Proliferative retinopathy develops more often in Type I diabetes (juvenile onset diabetes).

Pregnant women with diabetes are also at risk of diabetic retinopathy.

Symptoms

The dangerous thing about diabetic retinopathy is that the symptoms go unnoticed for sometime. If you have macular oedema you may not be able to read or drive. Your vision may get worse or better during the day.

If a small blood vessel haemorrhages (breaks and leaks) you feel there is a dark spot floating in your eye. After a while it disappears. A bigger blood vessel haemorrhages after a few days. Haemorrhages can happen even while you are asleep.
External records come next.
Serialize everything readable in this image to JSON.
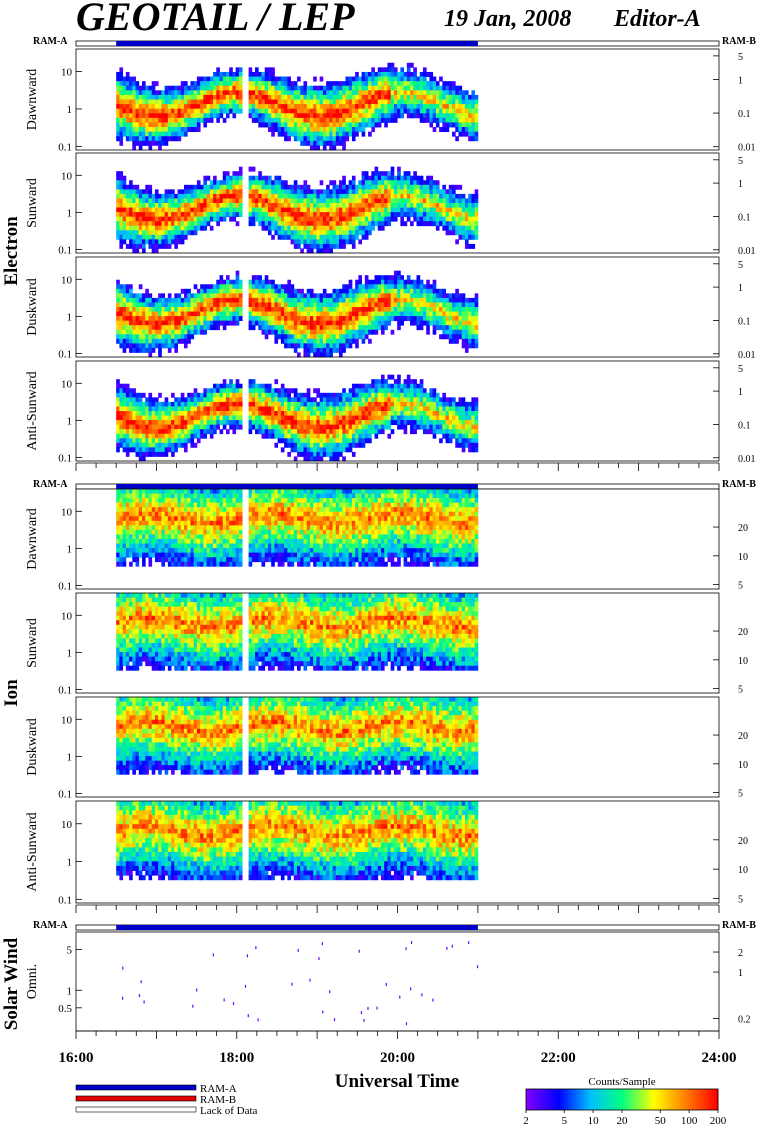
{
  "header": {
    "title": "GEOTAIL / LEP",
    "date": "19 Jan, 2008",
    "editor": "Editor-A"
  },
  "chart_data": {
    "type": "heatmap",
    "xlabel": "Universal Time",
    "x_ticks": [
      "16:00",
      "18:00",
      "20:00",
      "22:00",
      "24:00"
    ],
    "x_range_hours": [
      16,
      24
    ],
    "data_coverage_hours": [
      16.5,
      21.0
    ],
    "data_gap_hours": [
      18.05,
      18.15
    ],
    "colorbar": {
      "title": "Counts/Sample",
      "ticks": [
        "2",
        "5",
        "10",
        "20",
        "50",
        "100",
        "200"
      ],
      "values": [
        2,
        5,
        10,
        20,
        50,
        100,
        200
      ],
      "colors": [
        "#7f00ff",
        "#0000ff",
        "#00c0ff",
        "#00ff80",
        "#ffff00",
        "#ff8000",
        "#ff0000"
      ]
    },
    "legend": [
      {
        "label": "RAM-A",
        "color": "#0000c8"
      },
      {
        "label": "RAM-B",
        "color": "#e00000"
      },
      {
        "label": "Lack of Data",
        "color": "#ffffff"
      }
    ],
    "groups": [
      {
        "name": "Electron",
        "ram_left": "RAM-A",
        "ram_right": "RAM-B",
        "left_ticks": [
          "10",
          "1",
          "0.1"
        ],
        "left_tick_values": [
          10,
          1,
          0.1
        ],
        "left_range": [
          0.08,
          40
        ],
        "right_ticks": [
          "5",
          "1",
          "0.1",
          "0.01"
        ],
        "right_tick_values": [
          5,
          1,
          0.1,
          0.01
        ],
        "right_range": [
          0.008,
          8
        ],
        "panels": [
          {
            "label": "Dawnward"
          },
          {
            "label": "Sunward"
          },
          {
            "label": "Duskward"
          },
          {
            "label": "Anti-Sunward"
          }
        ]
      },
      {
        "name": "Ion",
        "ram_left": "RAM-A",
        "ram_right": "RAM-B",
        "left_ticks": [
          "10",
          "1",
          "0.1"
        ],
        "left_tick_values": [
          10,
          1,
          0.1
        ],
        "left_range": [
          0.08,
          40
        ],
        "right_ticks": [
          "20",
          "10",
          "5"
        ],
        "right_tick_values": [
          20,
          10,
          5
        ],
        "right_range": [
          4.5,
          50
        ],
        "panels": [
          {
            "label": "Dawnward"
          },
          {
            "label": "Sunward"
          },
          {
            "label": "Duskward"
          },
          {
            "label": "Anti-Sunward"
          }
        ]
      },
      {
        "name": "Solar Wind",
        "ram_left": "RAM-A",
        "ram_right": "RAM-B",
        "left_ticks": [
          "5",
          "1",
          "0.5"
        ],
        "left_tick_values": [
          5,
          1,
          0.5
        ],
        "left_range": [
          0.2,
          10
        ],
        "right_ticks": [
          "2",
          "1",
          "0.2"
        ],
        "right_tick_values": [
          2,
          1,
          0.2
        ],
        "right_range": [
          0.13,
          4
        ],
        "panels": [
          {
            "label": "Omni."
          }
        ]
      }
    ]
  }
}
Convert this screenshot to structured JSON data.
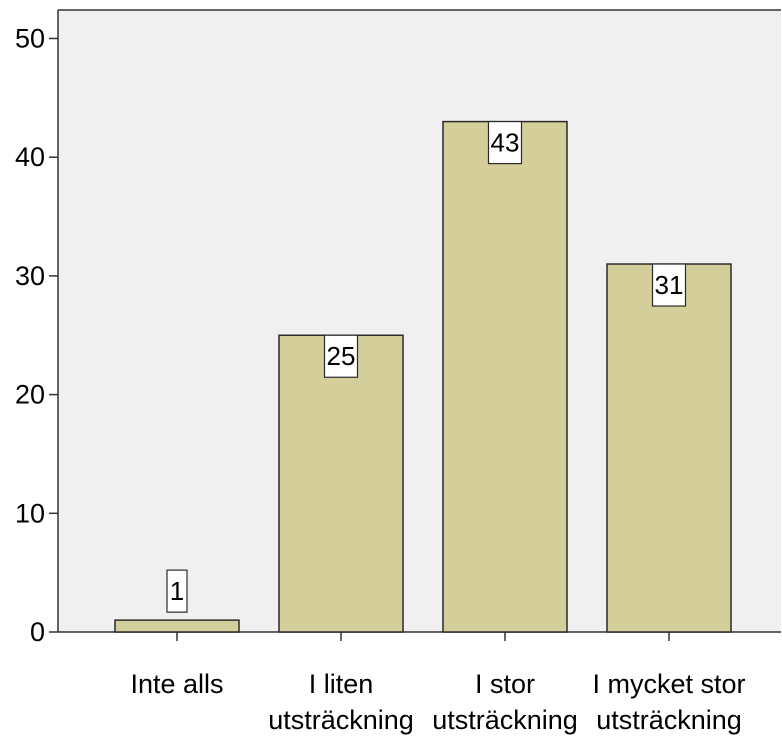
{
  "chart_data": {
    "type": "bar",
    "title": "",
    "xlabel": "",
    "ylabel": "",
    "categories": [
      [
        "Inte alls"
      ],
      [
        "I liten",
        "utsträckning"
      ],
      [
        "I stor",
        "utsträckning"
      ],
      [
        "I mycket stor",
        "utsträckning"
      ]
    ],
    "values": [
      1,
      25,
      43,
      31
    ],
    "data_labels": [
      "1",
      "25",
      "43",
      "31"
    ],
    "ylim": [
      0,
      52.4
    ],
    "yticks": [
      0,
      10,
      20,
      30,
      40,
      50
    ],
    "ytick_labels": [
      "0",
      "10",
      "20",
      "30",
      "40",
      "50"
    ],
    "grid": false,
    "legend": false,
    "colors": {
      "bar_fill": "#d3ce9a",
      "bar_stroke": "#2b2b2b",
      "plot_background": "#f0f0f0",
      "axis": "#333333",
      "label_box": "#ffffff"
    }
  }
}
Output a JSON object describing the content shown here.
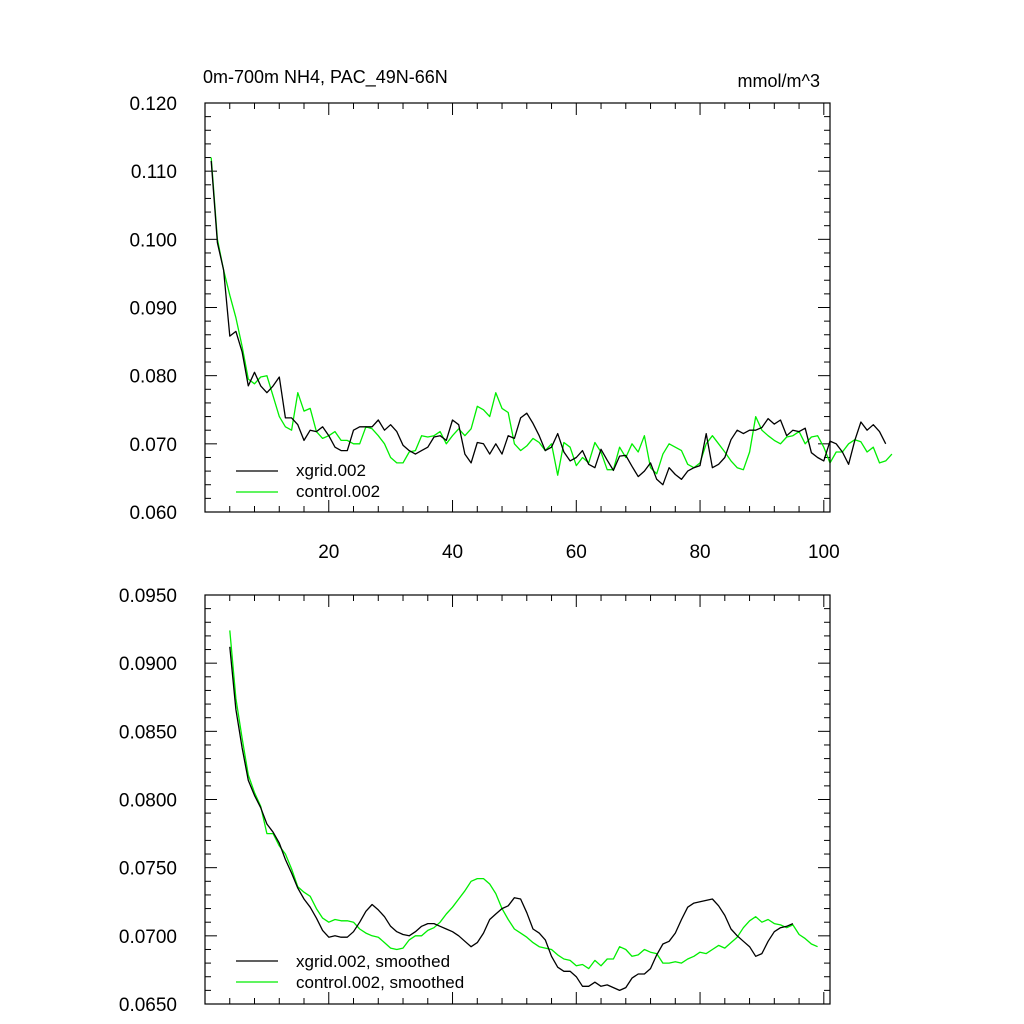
{
  "chart_data": [
    {
      "type": "line",
      "title_left": "0m-700m NH4, PAC_49N-66N",
      "title_right": "mmol/m^3",
      "xlim": [
        0,
        101
      ],
      "ylim": [
        0.06,
        0.12
      ],
      "xticks": [
        20,
        40,
        60,
        80,
        100
      ],
      "xtick_labels": [
        "20",
        "40",
        "60",
        "80",
        "100"
      ],
      "yticks": [
        0.06,
        0.07,
        0.08,
        0.09,
        0.1,
        0.11,
        0.12
      ],
      "ytick_labels": [
        "0.060",
        "0.070",
        "0.080",
        "0.090",
        "0.100",
        "0.110",
        "0.120"
      ],
      "legend_position": "bottom-left",
      "series": [
        {
          "name": "xgrid.002",
          "color": "#000000",
          "x_start": 1,
          "values": [
            0.1115,
            0.0995,
            0.0955,
            0.0858,
            0.0865,
            0.0835,
            0.0785,
            0.0805,
            0.0785,
            0.0775,
            0.0785,
            0.0798,
            0.0738,
            0.0738,
            0.0728,
            0.0705,
            0.072,
            0.0718,
            0.0725,
            0.0712,
            0.0695,
            0.069,
            0.069,
            0.072,
            0.0725,
            0.0725,
            0.0725,
            0.0735,
            0.072,
            0.0728,
            0.0718,
            0.0698,
            0.069,
            0.0685,
            0.069,
            0.0695,
            0.071,
            0.0712,
            0.0705,
            0.0735,
            0.0728,
            0.0685,
            0.0672,
            0.0702,
            0.07,
            0.0685,
            0.07,
            0.0685,
            0.0712,
            0.0708,
            0.0738,
            0.0745,
            0.073,
            0.0712,
            0.069,
            0.0695,
            0.0715,
            0.0688,
            0.0675,
            0.068,
            0.069,
            0.067,
            0.0665,
            0.0692,
            0.0676,
            0.0661,
            0.0682,
            0.0683,
            0.0667,
            0.0652,
            0.066,
            0.0672,
            0.0648,
            0.064,
            0.0665,
            0.0655,
            0.0648,
            0.066,
            0.0665,
            0.0668,
            0.0715,
            0.0665,
            0.067,
            0.068,
            0.0706,
            0.072,
            0.0715,
            0.072,
            0.072,
            0.0724,
            0.0737,
            0.0729,
            0.0735,
            0.0712,
            0.072,
            0.0718,
            0.0723,
            0.0687,
            0.068,
            0.0675,
            0.0704,
            0.07,
            0.0688,
            0.067,
            0.0705,
            0.0732,
            0.072,
            0.0728,
            0.0718,
            0.07
          ],
          "note": "values aligned so that x = x_start + index"
        },
        {
          "name": "control.002",
          "color": "#00ee00",
          "x_start": 1,
          "values": [
            0.112,
            0.1,
            0.0955,
            0.0918,
            0.0885,
            0.0843,
            0.0795,
            0.0788,
            0.0798,
            0.08,
            0.077,
            0.074,
            0.0725,
            0.072,
            0.0775,
            0.0748,
            0.0752,
            0.0718,
            0.0708,
            0.0712,
            0.0718,
            0.0705,
            0.0705,
            0.07,
            0.07,
            0.0725,
            0.0722,
            0.0712,
            0.07,
            0.068,
            0.0672,
            0.0672,
            0.0688,
            0.069,
            0.0712,
            0.071,
            0.0712,
            0.0718,
            0.07,
            0.0712,
            0.0722,
            0.0712,
            0.0722,
            0.0755,
            0.075,
            0.074,
            0.0775,
            0.0752,
            0.0746,
            0.07,
            0.069,
            0.0697,
            0.0708,
            0.0702,
            0.069,
            0.07,
            0.0654,
            0.0702,
            0.0695,
            0.0668,
            0.068,
            0.0672,
            0.0702,
            0.0688,
            0.0662,
            0.0662,
            0.0695,
            0.068,
            0.07,
            0.0688,
            0.0712,
            0.0665,
            0.0656,
            0.0685,
            0.07,
            0.0695,
            0.069,
            0.067,
            0.0665,
            0.0672,
            0.07,
            0.0712,
            0.07,
            0.0688,
            0.0675,
            0.0665,
            0.0662,
            0.0688,
            0.074,
            0.072,
            0.0712,
            0.0705,
            0.07,
            0.071,
            0.0712,
            0.0718,
            0.07,
            0.071,
            0.0712,
            0.0695,
            0.0672,
            0.0688,
            0.0688,
            0.07,
            0.0706,
            0.0703,
            0.0688,
            0.0695,
            0.0672,
            0.0675,
            0.0685
          ]
        }
      ]
    },
    {
      "type": "line",
      "xlim": [
        0,
        101
      ],
      "ylim": [
        0.065,
        0.095
      ],
      "xticks": [
        20,
        40,
        60,
        80,
        100
      ],
      "yticks": [
        0.065,
        0.07,
        0.075,
        0.08,
        0.085,
        0.09,
        0.095
      ],
      "ytick_labels": [
        "0.0650",
        "0.0700",
        "0.0750",
        "0.0800",
        "0.0850",
        "0.0900",
        "0.0950"
      ],
      "legend_position": "bottom-left",
      "series": [
        {
          "name": "xgrid.002, smoothed",
          "color": "#000000",
          "x_start": 4,
          "values": [
            0.0912,
            0.0866,
            0.0838,
            0.0814,
            0.0803,
            0.0794,
            0.0782,
            0.0776,
            0.0768,
            0.0756,
            0.0746,
            0.0735,
            0.0727,
            0.0721,
            0.0713,
            0.0704,
            0.0699,
            0.07,
            0.0699,
            0.0699,
            0.0703,
            0.071,
            0.0718,
            0.0723,
            0.0719,
            0.0714,
            0.0707,
            0.0703,
            0.0701,
            0.07,
            0.0703,
            0.0707,
            0.0709,
            0.0709,
            0.0707,
            0.0705,
            0.0703,
            0.07,
            0.0696,
            0.0692,
            0.0695,
            0.0702,
            0.0712,
            0.0716,
            0.072,
            0.0722,
            0.0728,
            0.0727,
            0.0717,
            0.0705,
            0.0702,
            0.0697,
            0.0685,
            0.0677,
            0.0674,
            0.0674,
            0.067,
            0.0663,
            0.0663,
            0.0666,
            0.0663,
            0.0664,
            0.0662,
            0.066,
            0.0662,
            0.0669,
            0.0672,
            0.0672,
            0.0676,
            0.0686,
            0.0694,
            0.0696,
            0.0702,
            0.0712,
            0.0721,
            0.0724,
            0.0725,
            0.0726,
            0.0727,
            0.0722,
            0.0715,
            0.0705,
            0.07,
            0.0696,
            0.0692,
            0.0685,
            0.0687,
            0.0696,
            0.0703,
            0.0706,
            0.0707,
            0.0709
          ]
        },
        {
          "name": "control.002, smoothed",
          "color": "#00ee00",
          "x_start": 4,
          "values": [
            0.0924,
            0.0874,
            0.0845,
            0.0818,
            0.0805,
            0.0795,
            0.0775,
            0.0775,
            0.0766,
            0.076,
            0.0749,
            0.0736,
            0.0732,
            0.0729,
            0.072,
            0.0713,
            0.071,
            0.0712,
            0.0711,
            0.0711,
            0.071,
            0.0705,
            0.0702,
            0.07,
            0.0699,
            0.0695,
            0.0691,
            0.069,
            0.0691,
            0.0697,
            0.07,
            0.07,
            0.0704,
            0.0706,
            0.071,
            0.0716,
            0.0721,
            0.0727,
            0.0733,
            0.074,
            0.0742,
            0.0742,
            0.0738,
            0.0731,
            0.072,
            0.0712,
            0.0705,
            0.0702,
            0.0699,
            0.0695,
            0.0692,
            0.0691,
            0.069,
            0.0686,
            0.0683,
            0.0682,
            0.0678,
            0.0679,
            0.0676,
            0.0682,
            0.0678,
            0.0683,
            0.0683,
            0.0692,
            0.069,
            0.0685,
            0.0686,
            0.069,
            0.0688,
            0.0687,
            0.068,
            0.068,
            0.0681,
            0.068,
            0.0683,
            0.0685,
            0.0688,
            0.0687,
            0.069,
            0.0693,
            0.0691,
            0.0695,
            0.0699,
            0.0706,
            0.0711,
            0.0714,
            0.071,
            0.0712,
            0.0709,
            0.0708,
            0.0706,
            0.0708,
            0.0701,
            0.0698,
            0.0694,
            0.0692
          ]
        }
      ]
    }
  ]
}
Some of the common symptoms are:

  • Difficulty in reading
  • Blurred vision
  • Seeing Dark spots
  • Seeing rings around sources of light
  • Sudden loss of vision in an eye.

These are common symptoms for many eye problems. Just having any of these symptoms does not imply that you have diabetic retinopathy. But it is good to go for an eye examination if you have these symptoms.

What are the treatment options?

The important thing is to get your eyes tested before the retina is damaged irreparably. Treatment stops further damage to vision and stabilises the eye but there is no promise for regaining vision if it is already impaired. The two common treatment procedures are Laser surgery and vitrectomy.

Laser surgery: A high-energy beam of light is focused on the leaking blood vessels. It helps to seal them up. This prevents further leakage and reduces macular oedema.

In proliferative retinopathy, laser light is made to scatter over the back of the eye to shrink the new, abnormal blood vessels. This may weaken the patient’s peripheral vision a bit. Night vision and colour perception may also reduce a bit.

Vitrectomy: This is done when the blood vessel leaks have clouded the clear solution in your eye. Doctors wait to see if it clears on its own. This often happens. But when there are fairly big haemorrhages, it might be difficult. The surgeon operates to remove the clouded solution and then replaces it with clear liquid.

Post operative follow-ups are necessary to avoid recurrence. The standing rule is that the patient keeps blood sugar level down.